Iran menempatkan sebuah rudal balistik yang dipamerkan pada hari Sabtu (4/11) saat ribuan orang berbaris untuk memperingati ulang tahun perebutan kedutaan AS di tahun 1979. Dengan seorang pejabat senior mengatakan bahwa Donald Trump adalah sosok orang gila yang mengubah AS dan negara-negara lain mengarah ke dalam tindakan “bunuh diri “.

“Semua pemerintah memastikan bahwa presiden Amerika adalah orang gila yang membawa orang lain ke arah tindakan bunuh diri,” kata Ali Shamkhani, seorang sekretaris dewan keamanan nasional tertinggi, kepada sebuah demonstrasi di Teheran, seperti yang dilaporkan oleh media pemerintah.

“Kebijakan Trump terhadap rakyat Iran telah membawa mereka turun ke jalan-jalan hari ini,” tambahnya.

Shamkhani tidak mengidentifikasi pemerintah yang ada dalam pikirannya. Pihak lain dalam kesepakatan nuklir – Rusia, China, Inggris, Prancis dan Jerman – telah menyuarakan kegelisahan atas penolakan Trump terhadapnya, karena khawatir hal itu bisa menimbulkan ketidakstabilan baru di Timur Tengah. Tapi orang-orang Eropa berbagi perhatian AS mengenai program rudal balistik Iran dan perilaku masyarakat yang “tidak stabil”.

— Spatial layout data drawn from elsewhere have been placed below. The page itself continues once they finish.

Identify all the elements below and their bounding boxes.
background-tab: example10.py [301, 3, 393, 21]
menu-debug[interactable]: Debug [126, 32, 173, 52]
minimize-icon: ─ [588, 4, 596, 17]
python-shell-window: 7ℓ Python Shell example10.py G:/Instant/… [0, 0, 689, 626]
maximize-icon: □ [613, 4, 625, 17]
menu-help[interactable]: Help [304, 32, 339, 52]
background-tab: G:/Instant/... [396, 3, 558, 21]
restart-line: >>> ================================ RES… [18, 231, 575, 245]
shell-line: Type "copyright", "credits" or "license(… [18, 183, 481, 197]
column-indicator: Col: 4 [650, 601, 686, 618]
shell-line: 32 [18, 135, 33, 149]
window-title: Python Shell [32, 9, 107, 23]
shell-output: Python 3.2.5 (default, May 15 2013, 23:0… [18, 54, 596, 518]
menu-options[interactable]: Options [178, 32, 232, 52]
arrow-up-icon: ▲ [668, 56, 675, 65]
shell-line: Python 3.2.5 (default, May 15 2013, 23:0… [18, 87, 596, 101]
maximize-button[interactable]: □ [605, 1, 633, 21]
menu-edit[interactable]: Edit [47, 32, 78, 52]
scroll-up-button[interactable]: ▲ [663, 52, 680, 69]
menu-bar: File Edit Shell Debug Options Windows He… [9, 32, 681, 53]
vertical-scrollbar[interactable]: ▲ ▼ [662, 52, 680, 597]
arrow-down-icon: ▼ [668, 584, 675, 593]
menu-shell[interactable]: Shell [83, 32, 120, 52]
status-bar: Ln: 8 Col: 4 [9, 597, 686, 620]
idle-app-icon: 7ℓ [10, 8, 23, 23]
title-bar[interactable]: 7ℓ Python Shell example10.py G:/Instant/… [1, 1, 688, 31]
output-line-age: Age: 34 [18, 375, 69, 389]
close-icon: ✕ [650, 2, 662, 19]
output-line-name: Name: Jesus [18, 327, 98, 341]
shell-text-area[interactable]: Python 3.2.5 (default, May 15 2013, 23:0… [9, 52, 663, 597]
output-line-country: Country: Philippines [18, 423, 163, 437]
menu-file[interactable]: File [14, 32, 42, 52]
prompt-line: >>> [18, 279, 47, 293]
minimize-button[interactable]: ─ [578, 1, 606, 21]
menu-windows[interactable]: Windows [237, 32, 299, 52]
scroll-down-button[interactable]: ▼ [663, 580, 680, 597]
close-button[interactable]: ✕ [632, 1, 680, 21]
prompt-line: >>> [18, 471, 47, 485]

Sejumlah orang melakukan demonstrasi di jalanan yang digelar tahunan untuk memperingati pengambilalihan kedutaan, sebuah peristiwa penting dalam revolusi Islam di Iran, muncul lebih tinggi daripada tahun-tahun belakangan ini ketika pendahulu Trump, Barack Obama masih memimpin Amerika Serikat.

Bulan lalu, Trump mematahkan kesepakatan dengan menolak untuk mengesahkan kembali kepatuhan Iran terhadap kesepakatan nuklir tahun 2015 dengan kekuatan dunia, yang dicapai selama masa jabatan Obama. Berdasarkan kesepakatan itu, sebagian besar sanksi internasional dicabut dengan imbalan Teheran yang membatasi aktivitas nuklirnya yang tampaknya seperti melakukan pengembangan bom atom.

Iran telah menegaskan kembali komitmennya terhadap kesepakatan tersebut dan inspektur PBB telah memverifikasi Teheran mematuhi persyaratannya, namun pemimpin tertinggi Iran Ayatollah Ali Khamenei telah mengancam untuk “menghancurkan” pakta tersebut jika AS menarik keluar. Pejabat senior Iran telah berulang kali mengatakan bahwa program rudal tersebut semata-mata bersifat defensif dan tidak dapat dinegosiasikan.

Sebagai tanda pembangkangan, sebuah rudal balistik Ghadr dengan jarak 1.240 mil dipamerkan di dekat bekas kedutaan AS di Teheran, yang sekarang menjadi pusat kebudayaan, dalam demonstrasi jalanan hari Sabtu (4/11),seperti yang dilaporkan oleh kantor berita Tasnim.